Chapter 3: The Ultimate Defense
I flew to Houston and hit up the biggest gun show I could find. The place looked like a Fourth of July barbecue—except the fireworks were actual grenades. I bought up everything: heavy weaponry, mobile combat robots, clearing bots. Call of Duty, but with real money and no respawns.
With enough cash, even the impossible was for sale. I scored two nuclear warheads on the black market. Sweat prickled down my back as I signed for the warheads. One wrong move, and I’d be history—again.
In a hidden bay, I stashed a nuclear submarine and a plane, with a secret underground passage leading straight from my fortress. The setup felt like a Tom Cruise heist—paranoid, maybe, but necessary.
I hired two instructors—ex-Navy, no-nonsense—to drill me daily in piloting both the sub and the plane. Every morning started with drills: diving, surfacing, emergency escapes. By week four, I could launch a missile in my sleep.
To keep out superpowered players, I had artificial reefs built in the far-off waters. Watching the cranes drop concrete blocks into the surf, I couldn’t help grinning. No one was storming my castle—not by land, sea, or TikTok rumor.
Closer to shore, I strung an electrified net around the island. High voltage, no way to cut it. I checked the current every night, pacing the fence line like a rancher with too much to lose.
Along the coastline, I buried bombs and set up radar, ready to blast anything that tried to sneak up. Even birds weren’t safe—I rigged a massive electric net in the sky, shimmering like a second ceiling. No pigeons, no crows, no viral outbreaks.
After a year, every defense was in place. I walked the perimeter slow, taking it all in. Standing in the heart of my fortress, I felt invincible—and a little bit scared. What if all this wasn’t enough?
To throw off the other players, I staged luxury resort projects in Miami, the Bahamas, even Dubai. Fake press conferences, staged interviews, all to keep eyes off Horizon Island.
I set up backup shelters all over: New Zealand, Alaska, the Alps. Each had a private jet waiting, fueled and stocked for a year. I could be anywhere in hours, no refueling needed.
After the last NPCs left, I was the only soul on the island. I stood on the sand, watching the final ship slip over the horizon, its horn echoing. The silence that followed felt heavy, almost sacred.
I bought a space tech company and launched 6,122 satellites. Network bars always full—FaceTime, even at the end of the world.
During that year, I quietly bought every airline and shipping company. Monopoly wasn’t a game anymore—it was survival. The skies, the seas, they all belonged to me.
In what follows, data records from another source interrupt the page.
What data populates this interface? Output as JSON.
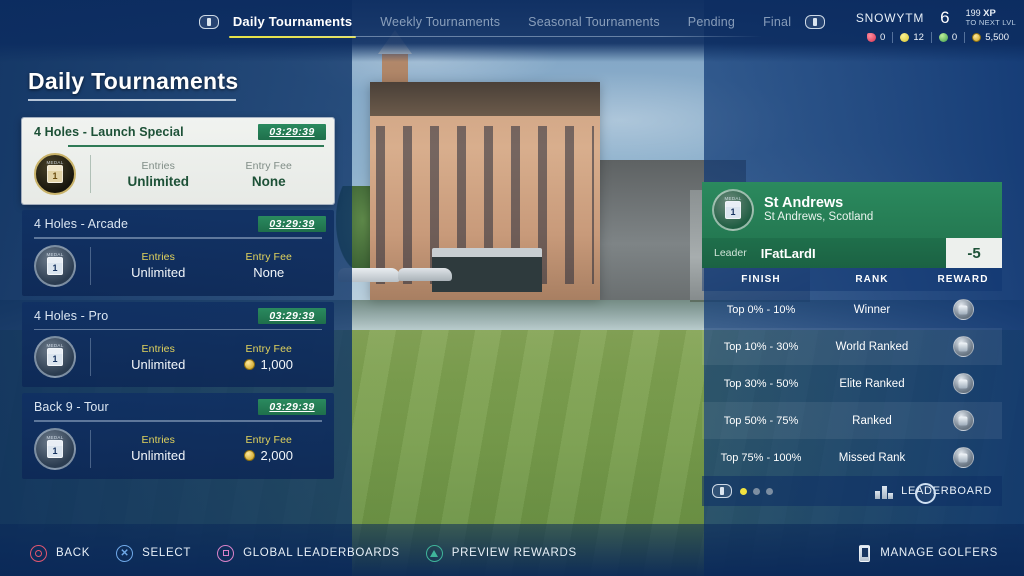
{
  "topnav": {
    "left_bumper_icon": "l1-shoulder-button-icon",
    "right_bumper_icon": "r1-shoulder-button-icon",
    "tabs": [
      {
        "label": "Daily Tournaments",
        "active": true
      },
      {
        "label": "Weekly Tournaments",
        "active": false
      },
      {
        "label": "Seasonal Tournaments",
        "active": false
      },
      {
        "label": "Pending",
        "active": false
      },
      {
        "label": "Final",
        "active": false
      }
    ]
  },
  "player": {
    "name": "SNOWYTM",
    "level": "6",
    "xp_amount": "199",
    "xp_unit": "XP",
    "xp_sub": "TO NEXT LVL",
    "currencies": [
      {
        "icon": "red-gem-icon",
        "value": "0"
      },
      {
        "icon": "yellow-ball-icon",
        "value": "12"
      },
      {
        "icon": "green-ball-icon",
        "value": "0"
      },
      {
        "icon": "gold-coin-icon",
        "value": "5,500"
      }
    ]
  },
  "page": {
    "title": "Daily Tournaments"
  },
  "tournaments": [
    {
      "name": "4 Holes - Launch Special",
      "timer": "03:29:39",
      "selected": true,
      "badge_top": "MEDAL",
      "badge_num": "1",
      "entries_label": "Entries",
      "entries_value": "Unlimited",
      "fee_label": "Entry Fee",
      "fee_value": "None",
      "fee_has_coin": false
    },
    {
      "name": "4 Holes - Arcade",
      "timer": "03:29:39",
      "selected": false,
      "badge_top": "MEDAL",
      "badge_num": "1",
      "entries_label": "Entries",
      "entries_value": "Unlimited",
      "fee_label": "Entry Fee",
      "fee_value": "None",
      "fee_has_coin": false
    },
    {
      "name": "4 Holes - Pro",
      "timer": "03:29:39",
      "selected": false,
      "badge_top": "MEDAL",
      "badge_num": "1",
      "entries_label": "Entries",
      "entries_value": "Unlimited",
      "fee_label": "Entry Fee",
      "fee_value": "1,000",
      "fee_has_coin": true
    },
    {
      "name": "Back 9 - Tour",
      "timer": "03:29:39",
      "selected": false,
      "badge_top": "MEDAL",
      "badge_num": "1",
      "entries_label": "Entries",
      "entries_value": "Unlimited",
      "fee_label": "Entry Fee",
      "fee_value": "2,000",
      "fee_has_coin": true
    }
  ],
  "panel": {
    "course_name": "St Andrews",
    "course_location": "St Andrews, Scotland",
    "course_badge_icon": "course-medal-icon",
    "leader_label": "Leader",
    "leader_name": "IFatLardI",
    "leader_score": "-5",
    "table_headers": {
      "finish": "FINISH",
      "rank": "RANK",
      "reward": "REWARD"
    },
    "rows": [
      {
        "finish": "Top 0% - 10%",
        "rank": "Winner",
        "reward_icon": "silver-trophy-icon"
      },
      {
        "finish": "Top 10% - 30%",
        "rank": "World Ranked",
        "reward_icon": "silver-trophy-icon"
      },
      {
        "finish": "Top 30% - 50%",
        "rank": "Elite Ranked",
        "reward_icon": "silver-trophy-icon"
      },
      {
        "finish": "Top 50% - 75%",
        "rank": "Ranked",
        "reward_icon": "silver-trophy-icon"
      },
      {
        "finish": "Top 75% - 100%",
        "rank": "Missed Rank",
        "reward_icon": "silver-trophy-icon"
      }
    ],
    "pager": {
      "total": 3,
      "active_index": 0
    },
    "leaderboard_label": "LEADERBOARD",
    "leaderboard_icon": "podium-icon",
    "pager_button_icon": "r3-stick-button-icon"
  },
  "bottombar": {
    "actions": [
      {
        "button": "circle",
        "label": "BACK"
      },
      {
        "button": "cross",
        "label": "SELECT"
      },
      {
        "button": "square",
        "label": "GLOBAL LEADERBOARDS"
      },
      {
        "button": "triangle",
        "label": "PREVIEW REWARDS"
      }
    ],
    "manage": {
      "icon": "phone-icon",
      "label": "MANAGE GOLFERS"
    }
  },
  "colors": {
    "accent_yellow": "#e7e24a",
    "green_header": "#2b8a5e",
    "timer_green": "#1f6f4b",
    "panel_blue": "#0d346e",
    "selected_card_bg": "#f1f3f0",
    "selected_card_text": "#1d5137"
  }
}
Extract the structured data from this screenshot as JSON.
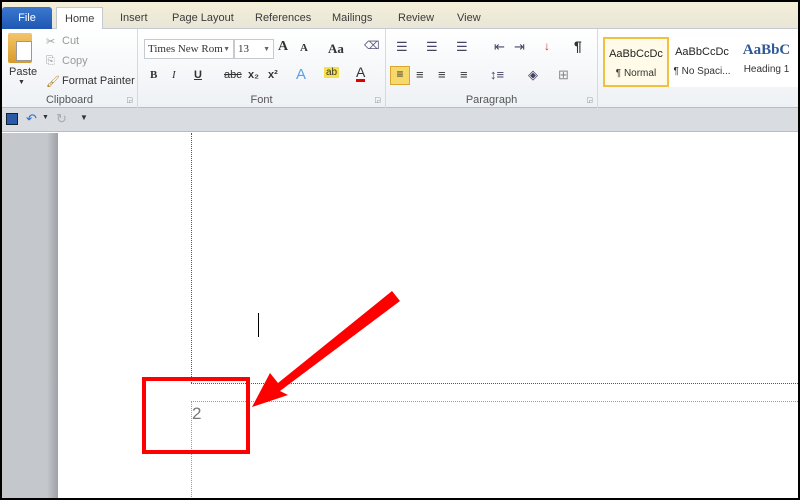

In the final week, I ordered every plane and ship destroyed. With one tap, fleets vanished. Brutal, but necessary.
The world freaked out. Memes exploded—my face photoshopped onto Scrooge McDuck, #RichOrDieTrying trending on Twitter. News anchors called me a madman. I didn’t care.
The NPCs thought I’d lost it. Time magazine put me on the cover with devil horns and a burning world. I almost laughed.
But only the players knew the truth: the world’s richest man was their deadliest rival.
In the player chat, paranoia ran wild. Chris Young messaged: “Alex, is that global tycoon you?” He was the only one who’d seen me pick infinite wealth. I ignored him.
The apocalypse started a week later. The sky turned purple, thunder rattled my bunker. Sirens blared—useless, but unnerving. The countdown was over.
Superpowered players all over the globe got ready to test their new tricks. I watched my control room monitors—icons blinking for teleporters in Tokyo, lightning users in Paris, mind controllers in New York. Game on.
And for the first time, I wondered—was all the money in the world enough to buy me a way out?